Michael: Yeah, it’s more of a reference, a guide, just to make sure that it’s as accurate to the original tradition as possible. So there might be some… for instance, when some of our groups go and compete in the Ceilidh dancing, they might add some embellishments to the Ceilidhs, but they’re not changing the actual dance.
Abbey: So core stuff?
Michael: Right. You know, it’s kinda like a piece of music: you can add some embellishment to it, but you can’t change the notes. Cause then you’d be changing the piece.
Abbey: And going on the music, so is it just kind of all Irish step music goes with any dance? Because I’ve noticed you guys use… they all kind of have a similar sound to them but they’re never the same whenever we’ve been to the classes. So is it just kind of, you can pick whatever one you want, or is it, you have a set tempo for some of them?
Michael: For Ceilidh dancing for the most part, we’re gonna be doing reels and jigs. So, in Irish dancing, there’s a bunch of different types of dances, and really, that comes down to the speed and the tune. So how fast the song goes and what’s the tune? But for Ceilidh dancing we’re mainly doing reels and jigs. There is set times for reel and jigs, but most of the time if you’re doing a Ceilidh and there’s live music, it’s whatever tempo the musicians take it at. Yeah for the most part it, there’s a bunch of Irish tunes like Cooley’s Reel, that’s a really popular one, or Haymaker’s Jig, something like that. There’s tunes that are generally Irish bands that are gonna be playing and pretty much any of those will work for a Ceilidh. There are Ceilidhs, though, where they do have set songs. So you can only dance certain songs to that Ceilidh. So like “Haste to the Wedding,” you dance it to the song “Haste to the Wedding.” You can’t dance it to any other…

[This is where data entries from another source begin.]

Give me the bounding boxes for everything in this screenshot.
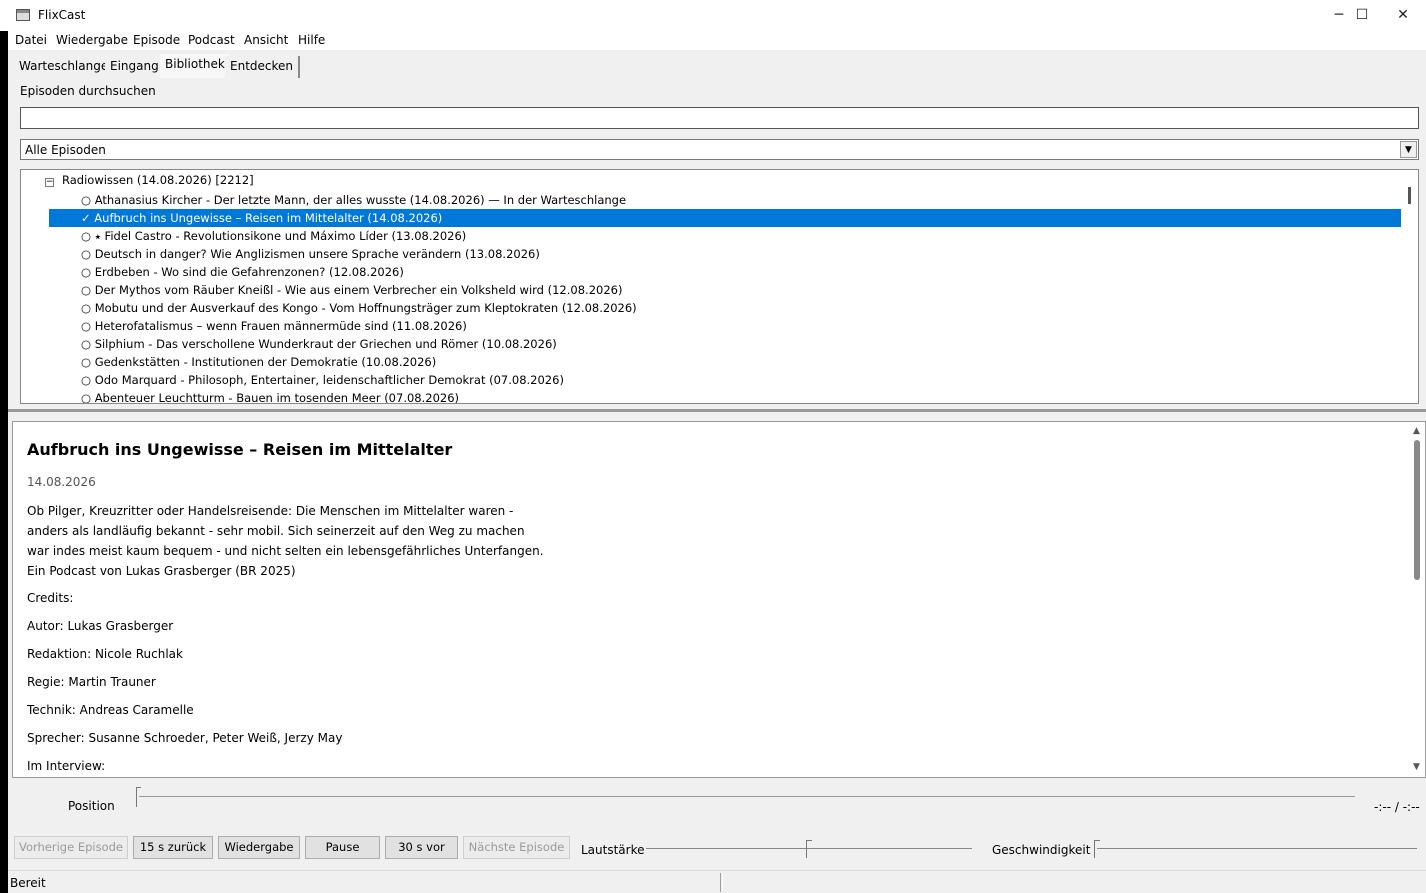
episode-date: 14.08.2026 xyxy=(27,475,96,489)
position-label: Position xyxy=(68,799,115,813)
search-input[interactable] xyxy=(20,107,1419,129)
menu-ansicht[interactable]: Ansicht xyxy=(244,33,288,47)
credit-line: Sprecher: Susanne Schroeder, Peter Weiß,… xyxy=(27,731,343,745)
menu-wiedergabe[interactable]: Wiedergabe xyxy=(56,33,128,47)
podcast-group-label: Radiowissen (14.08.2026) [2212] xyxy=(62,173,254,187)
left-edge xyxy=(0,31,8,893)
tree-scrollbar[interactable] xyxy=(1401,170,1418,403)
menu-datei[interactable]: Datei xyxy=(15,33,47,47)
episode-detail: Aufbruch ins Ungewisse – Reisen im Mitte… xyxy=(12,421,1426,778)
episode-row[interactable]: ○ Erdbeben - Wo sind die Gefahrenzonen? … xyxy=(49,263,1401,281)
episode-row[interactable]: ○ Gedenkstätten - Institutionen der Demo… xyxy=(49,353,1401,371)
episode-row[interactable]: ○ Abenteuer Leuchtturm - Bauen im tosend… xyxy=(49,389,1401,403)
episode-row[interactable]: ○ Deutsch in danger? Wie Anglizismen uns… xyxy=(49,245,1401,263)
credit-line: Im Interview: xyxy=(27,759,106,773)
menu-hilfe[interactable]: Hilfe xyxy=(298,33,325,47)
credit-line: Autor: Lukas Grasberger xyxy=(27,619,174,633)
scroll-up-icon[interactable]: ▲ xyxy=(1413,426,1420,436)
close-icon[interactable]: ✕ xyxy=(1380,0,1426,31)
episode-row[interactable]: ○ Mobutu und der Ausverkauf des Kongo - … xyxy=(49,299,1401,317)
volume-slider-handle[interactable] xyxy=(806,840,812,858)
description-line: anders als landläufig bekannt - sehr mob… xyxy=(27,524,525,538)
episode-row[interactable]: ✓ Aufbruch ins Ungewisse – Reisen im Mit… xyxy=(49,209,1401,227)
episode-row[interactable]: ○ ⭑ Fidel Castro - Revolutionsikone und … xyxy=(49,227,1401,245)
episode-filter-select[interactable]: Alle Episoden ▼ xyxy=(20,139,1419,160)
speed-slider-handle[interactable] xyxy=(1094,840,1100,858)
scroll-down-icon[interactable]: ▼ xyxy=(1413,762,1420,772)
position-time: -:-- / -:-- xyxy=(1374,800,1420,814)
menu-episode[interactable]: Episode xyxy=(133,33,180,47)
episode-row[interactable]: ○ Athanasius Kircher - Der letzte Mann, … xyxy=(49,191,1401,209)
detail-scrollbar-thumb[interactable] xyxy=(1414,440,1420,580)
credit-line: Regie: Martin Trauner xyxy=(27,675,156,689)
collapse-icon[interactable]: − xyxy=(45,178,54,187)
forward-30s-button[interactable]: 30 s vor xyxy=(385,836,458,859)
episode-row[interactable]: ○ Der Mythos vom Räuber Kneißl - Wie aus… xyxy=(49,281,1401,299)
tab-entdecken[interactable]: Entdecken xyxy=(225,56,300,78)
pane-splitter[interactable] xyxy=(8,409,1426,412)
search-label: Episoden durchsuchen xyxy=(20,84,156,98)
menu-podcast[interactable]: Podcast xyxy=(188,33,235,47)
description-line: war indes meist kaum bequem - und nicht … xyxy=(27,544,544,558)
status-bar: Bereit xyxy=(8,870,1426,893)
episode-description: Ob Pilger, Kreuzritter oder Handelsreise… xyxy=(27,501,547,581)
title-bar: FlixCast ─ ☐ ✕ xyxy=(0,0,1426,31)
podcast-group[interactable]: − Radiowissen (14.08.2026) [2212] xyxy=(45,173,254,191)
filter-selected-value: Alle Episoden xyxy=(25,143,106,157)
tab-bibliothek[interactable]: Bibliothek xyxy=(160,54,230,78)
status-text: Bereit xyxy=(10,876,46,890)
position-slider[interactable] xyxy=(139,796,1355,797)
previous-episode-button[interactable]: Vorherige Episode xyxy=(14,836,128,859)
episode-row[interactable]: ○ Odo Marquard - Philosoph, Entertainer,… xyxy=(49,371,1401,389)
speed-label: Geschwindigkeit xyxy=(992,843,1091,857)
episode-tree[interactable]: − Radiowissen (14.08.2026) [2212] ○ Athan… xyxy=(20,169,1419,404)
volume-label: Lautstärke xyxy=(581,843,645,857)
description-line: Ein Podcast von Lukas Grasberger (BR 202… xyxy=(27,564,296,578)
detail-scrollbar[interactable]: ▲ ▼ xyxy=(1409,422,1425,777)
back-15s-button[interactable]: 15 s zurück xyxy=(133,836,213,859)
credits-heading: Credits: xyxy=(27,591,74,605)
play-button[interactable]: Wiedergabe xyxy=(218,836,300,859)
app-icon xyxy=(16,9,30,21)
episode-row[interactable]: ○ Heterofatalismus – wenn Frauen männerm… xyxy=(49,317,1401,335)
position-slider-handle[interactable] xyxy=(136,787,141,807)
tab-eingang[interactable]: Eingang xyxy=(105,56,166,78)
menu-bar: Datei Wiedergabe Episode Podcast Ansicht… xyxy=(8,31,1426,50)
chevron-down-icon[interactable]: ▼ xyxy=(1400,141,1417,158)
tree-scrollbar-thumb[interactable] xyxy=(1408,187,1411,204)
status-divider xyxy=(720,873,723,892)
episode-row[interactable]: ○ Silphium - Das verschollene Wunderkrau… xyxy=(49,335,1401,353)
pause-button[interactable]: Pause xyxy=(305,836,380,859)
credit-line: Technik: Andreas Caramelle xyxy=(27,703,194,717)
next-episode-button[interactable]: Nächste Episode xyxy=(463,836,570,859)
description-line: Ob Pilger, Kreuzritter oder Handelsreise… xyxy=(27,504,514,518)
tab-warteschlange[interactable]: Warteschlange xyxy=(14,56,116,78)
episode-title: Aufbruch ins Ungewisse – Reisen im Mitte… xyxy=(27,440,453,459)
maximize-icon[interactable]: ☐ xyxy=(1339,0,1385,31)
window-title: FlixCast xyxy=(38,8,86,22)
credit-line: Redaktion: Nicole Ruchlak xyxy=(27,647,183,661)
speed-slider[interactable] xyxy=(1097,848,1417,849)
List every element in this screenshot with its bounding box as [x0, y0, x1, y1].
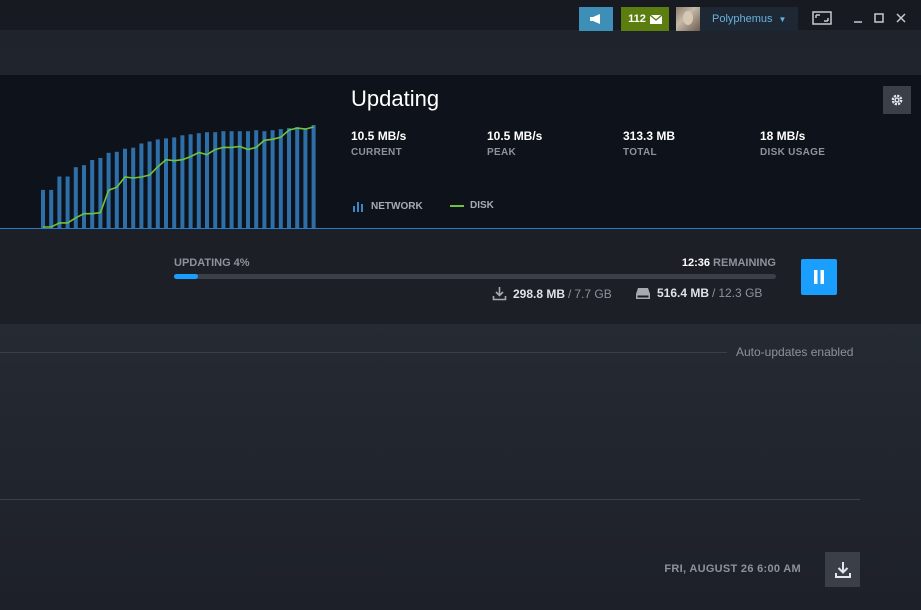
settings-button[interactable] — [883, 86, 911, 114]
user-menu[interactable]: Polyphemus ▼ — [676, 7, 798, 31]
network-bar — [123, 148, 127, 228]
stat-label: PEAK — [487, 147, 516, 158]
legend-label: NETWORK — [371, 200, 423, 212]
maximize-icon — [874, 13, 884, 23]
stat-peak: 10.5 MB/s PEAK — [487, 129, 542, 158]
close-icon — [896, 13, 906, 23]
network-bar — [295, 127, 300, 228]
network-bar — [82, 165, 86, 228]
disk-total: 12.3 GB — [718, 286, 763, 300]
remaining-time: 12:36 — [681, 257, 710, 269]
network-bar — [303, 128, 308, 228]
network-bar — [114, 151, 119, 228]
network-bar — [172, 137, 177, 228]
notifications-button[interactable]: 112 — [621, 7, 669, 31]
network-bar — [147, 141, 152, 228]
network-bar — [57, 176, 62, 228]
network-bar — [155, 139, 160, 228]
network-bar — [246, 131, 250, 228]
download-icon — [492, 287, 507, 301]
notifications-count: 112 — [628, 13, 646, 25]
bandwidth-graph — [41, 125, 316, 228]
stat-value: 313.3 MB — [623, 129, 676, 143]
network-bar — [180, 135, 185, 228]
network-bar — [131, 147, 136, 228]
network-bar — [213, 132, 218, 228]
network-bar — [164, 138, 168, 228]
remaining-label: REMAINING — [713, 257, 776, 269]
network-bar — [49, 189, 54, 228]
disk-size: 516.4 MB / 12.3 GB — [635, 286, 762, 300]
close-button[interactable] — [893, 10, 909, 26]
network-bar — [188, 134, 193, 228]
download-title: Updating — [351, 86, 440, 111]
network-bar — [262, 131, 267, 228]
stat-label: CURRENT — [351, 147, 402, 158]
disk-written: 516.4 MB — [657, 286, 710, 300]
network-bar — [229, 131, 234, 228]
chevron-down-icon: ▼ — [778, 14, 787, 24]
network-bar — [65, 176, 70, 228]
avatar — [676, 7, 700, 31]
progress-status: UPDATING 4% — [174, 257, 250, 269]
size-separator: / — [712, 286, 716, 300]
broadcast-button[interactable] — [579, 7, 613, 31]
stat-label: DISK USAGE — [760, 147, 826, 158]
download-icon — [834, 561, 851, 578]
network-bar — [90, 160, 95, 228]
legend-disk: DISK — [450, 200, 494, 211]
pause-button[interactable] — [801, 259, 837, 295]
network-bar — [221, 131, 226, 228]
stat-value: 18 MB/s — [760, 129, 806, 143]
download-total: 7.7 GB — [574, 286, 612, 301]
stat-current: 10.5 MB/s CURRENT — [351, 129, 406, 158]
time-remaining: 12:36 REMAINING — [600, 257, 776, 269]
scheduled-time: FRI, AUGUST 26 6:00 AM — [664, 563, 801, 575]
hard-drive-icon — [636, 287, 650, 299]
network-bar — [311, 125, 316, 228]
stat-total: 313.3 MB TOTAL — [623, 129, 675, 158]
stat-value: 10.5 MB/s — [351, 129, 407, 143]
gear-icon — [891, 94, 903, 106]
network-bar — [139, 143, 144, 228]
download-now-button[interactable] — [825, 552, 860, 587]
downloaded-amount: 298.8 MB — [513, 286, 566, 301]
download-size: 298.8 MB / 7.7 GB — [492, 286, 612, 301]
network-bar — [205, 132, 209, 228]
broadcast-icon — [590, 14, 600, 24]
envelope-icon — [649, 14, 662, 24]
progress-bar — [174, 274, 776, 279]
stat-disk-usage: 18 MB/s DISK USAGE — [760, 129, 825, 158]
size-separator: / — [568, 286, 572, 301]
pause-icon — [814, 270, 824, 284]
network-bar — [196, 133, 201, 228]
minimize-button[interactable] — [850, 10, 866, 26]
network-bar — [270, 130, 275, 228]
bar-chart-icon — [353, 202, 363, 212]
username: Polyphemus — [712, 13, 773, 25]
big-picture-icon — [812, 11, 832, 25]
network-bar — [254, 130, 259, 228]
network-bar — [278, 129, 283, 228]
progress-fill — [174, 274, 199, 279]
line-swatch-icon — [450, 204, 464, 207]
auto-updates-status: Auto-updates enabled — [736, 345, 854, 359]
stat-value: 10.5 MB/s — [487, 129, 543, 143]
network-bar — [98, 158, 103, 228]
legend-network: NETWORK — [352, 200, 423, 212]
divider — [0, 352, 727, 353]
legend-label: DISK — [470, 200, 494, 211]
network-bar — [287, 128, 291, 228]
maximize-button[interactable] — [871, 10, 887, 26]
big-picture-button[interactable] — [812, 11, 832, 25]
stat-label: TOTAL — [623, 147, 657, 158]
divider — [0, 499, 860, 500]
minimize-icon — [854, 21, 862, 23]
network-bar — [41, 189, 45, 228]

Abbey: There’s nothing else.
Michael: Right, exactly! So that’s how that works. Some they… yeah some Ceilidhs require a certain dance, and others it’s just, pick a tune. You know?
Abbey: Whatever you want, go with it!
Michael: Exactly, so…
Abbey: Okay, so our only encounter with Irish step dancing has been that class, and it’s predominantly women in the class that you guys teach. But in the broader world of Irish step dancing, do you see it more as like gender specific where it’s more women do it or is it kinda equal?
Michael: Well, originally, Irish step dancing was done by men. So women didn’t really, do the solo step dancing, so the solo dancing was primarily done by men. So that’s the set dancing, solo reels, jigs, all that… all that. Mainly done by men. And then somewhere along the line they started to and… I don’t have dates [laugh]…
Abbey: Don’t really have a time frame, but we know it happened.
Michael: Yeah, somewhere along the line, they had a… they wanted to get, um, women more involved with the set dancing, so they actually created the slip jig, which is a… I guess you could say more of like an adagio, more of a smooth type of dance. It’s supposed to be more ballet-like, and that was to try to get women more involved in Irish dancing, but now I would say women are definitely the dominant dancing force in the Irish dance world. There’s a lot of girls who are competing and they’re more involved in this and it’s very much… girl power. But there’s men that do it, too! There’s men that do that and it’s just as much of a competition. And when you go to the world’s levels, there’s lots of men. At the regional levels, it’s a little smaller, and the local levels, it’s really small. So basically, the bigger the competition is, you’ll see a lot more men.